If you caught chef Jennifer Meadows as a June contestant on Food Networks TV cooking contest Chopped or watched her judge Manhattan clam chowder on Bobby Flay’s Throwdown contest, you’re right. A terrific menu and cooking classes await at Fishbar on the Lake. It excels in freshness—the scallop day-boat docks at the marina in front of the restaurant—and skill in handling freshness. Noon to 10 p.m. daily to Sept. 6, dinner to Sept. 30. 467 East Lake Drive. Classes by reservation; 631.668.6600

No longer can hopefuls snag reservations at 23-year-old Dave’s Grill—some say the best food in Long Island—by queueing outside the restaurant in mid-afternoon. Now anyone has a crack at a table by phoning at 4:15 for that day’s dinner. Dave’s pappardalle lobster brodetto is worth fighting busy signals for, as are red and white cioppinos. (The current Bon Appétit features his recipe for red—though tweaked by the BA staff.) Open daily except Weds. at 5:30 through Sept., Thurs.–Sun. until late-Oct., 468 West Lake Drive, 631.668.9190

Salivar’s, a Montauk institution, catches the flavor of the harbor, drawing chefs and musicians to the bar when the eatery opens at 11 p.m. after skipping the dinner hour. A mixed bag of customers are drawn in through the night for breakfast and lunch until its midday closing at 3p.m. 470 West Lake Drive, 631.668.2555

Sushi, lobster dishes, thick hand-cut fries and any and every fish make the wait for a table at West Lake Clam and Chowder House worth it. 5:30 a.m.–10 p.m. until Oct. Thurs.–Sun. through Nov.; 382 West Lake Drive, 631.668.6252

So is the wait for lobster rolls, New England clam chowder, lobsters and clams at Duryea’s Lobster Deck. Open daily—noon until sunset, weather permitting. Takeouts all winter. 65 Tuthill Road, 631.668.2410.

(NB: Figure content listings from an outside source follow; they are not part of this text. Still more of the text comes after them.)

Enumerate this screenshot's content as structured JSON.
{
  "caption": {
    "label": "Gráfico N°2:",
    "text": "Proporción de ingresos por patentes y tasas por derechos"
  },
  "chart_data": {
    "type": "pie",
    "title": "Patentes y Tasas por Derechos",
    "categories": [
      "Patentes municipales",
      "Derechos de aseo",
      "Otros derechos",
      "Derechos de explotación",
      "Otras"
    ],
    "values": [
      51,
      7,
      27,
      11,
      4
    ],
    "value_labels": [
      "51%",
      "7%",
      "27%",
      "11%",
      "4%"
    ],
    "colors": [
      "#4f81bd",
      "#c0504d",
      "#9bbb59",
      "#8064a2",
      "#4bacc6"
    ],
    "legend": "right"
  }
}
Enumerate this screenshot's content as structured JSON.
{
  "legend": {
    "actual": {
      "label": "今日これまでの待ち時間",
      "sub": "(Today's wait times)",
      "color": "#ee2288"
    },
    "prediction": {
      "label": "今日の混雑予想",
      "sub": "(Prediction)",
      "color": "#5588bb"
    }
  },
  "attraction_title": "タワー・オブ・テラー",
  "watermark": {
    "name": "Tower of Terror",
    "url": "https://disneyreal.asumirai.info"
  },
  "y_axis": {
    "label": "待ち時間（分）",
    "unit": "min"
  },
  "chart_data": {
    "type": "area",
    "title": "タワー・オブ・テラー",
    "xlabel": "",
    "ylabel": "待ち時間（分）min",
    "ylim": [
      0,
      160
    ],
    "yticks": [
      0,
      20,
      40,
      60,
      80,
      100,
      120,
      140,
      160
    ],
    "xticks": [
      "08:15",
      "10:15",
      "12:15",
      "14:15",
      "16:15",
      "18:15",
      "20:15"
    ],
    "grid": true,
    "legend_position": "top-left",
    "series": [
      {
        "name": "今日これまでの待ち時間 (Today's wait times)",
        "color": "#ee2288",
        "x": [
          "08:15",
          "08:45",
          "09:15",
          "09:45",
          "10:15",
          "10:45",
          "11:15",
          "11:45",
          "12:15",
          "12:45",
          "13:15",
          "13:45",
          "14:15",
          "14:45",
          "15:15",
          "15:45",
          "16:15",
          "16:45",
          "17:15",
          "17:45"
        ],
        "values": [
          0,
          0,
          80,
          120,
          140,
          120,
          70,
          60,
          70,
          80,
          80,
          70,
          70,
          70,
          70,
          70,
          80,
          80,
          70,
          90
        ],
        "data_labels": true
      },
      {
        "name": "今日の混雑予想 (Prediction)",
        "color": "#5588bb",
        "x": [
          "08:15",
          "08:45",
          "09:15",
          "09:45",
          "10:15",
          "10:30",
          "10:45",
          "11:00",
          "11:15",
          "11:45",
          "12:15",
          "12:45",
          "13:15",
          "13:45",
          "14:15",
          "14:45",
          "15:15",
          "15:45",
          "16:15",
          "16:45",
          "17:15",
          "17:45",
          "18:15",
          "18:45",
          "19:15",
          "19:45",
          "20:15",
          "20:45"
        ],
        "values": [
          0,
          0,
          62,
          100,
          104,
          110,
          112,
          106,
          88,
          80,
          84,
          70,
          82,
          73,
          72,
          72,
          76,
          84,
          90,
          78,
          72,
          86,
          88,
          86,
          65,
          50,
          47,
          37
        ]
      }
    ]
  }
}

Tucked down by the docks, insiders fill the Dock for full meals or snacks of burgers, nachos or fishwiches. 1 Town
Road, Montauk Harbor, 631.668.9778

South Edison, a street that dead-ends at the beach, is becoming a micro-scene with the eatery of the same name, the popular Joni’s directly across the street and a few steps south at the corner of South Edison and South Elmwood—Coffee Tauk, cool and wooded with an extensive offering of teas and coffees and top-of-the-line munchies, including gelatos from Il Laboratorio del Gelato, croissants and doughnuts from Eli’s. 631.668.7007

If it’s during the day, you might stroll over to the IGA parking lot where the Hampton Coffee Company’s Mercedes Sprinter van delivers caffeine on demand next to Kirk Beach from 7 a.m.–2 p.m. every day all summer long. And the Montauk Farmers Market happens every Thursday morning on the Village Green through September.

Never assume anything in Montauk. Always phone ahead to confirm hours, particularly after Labor Day.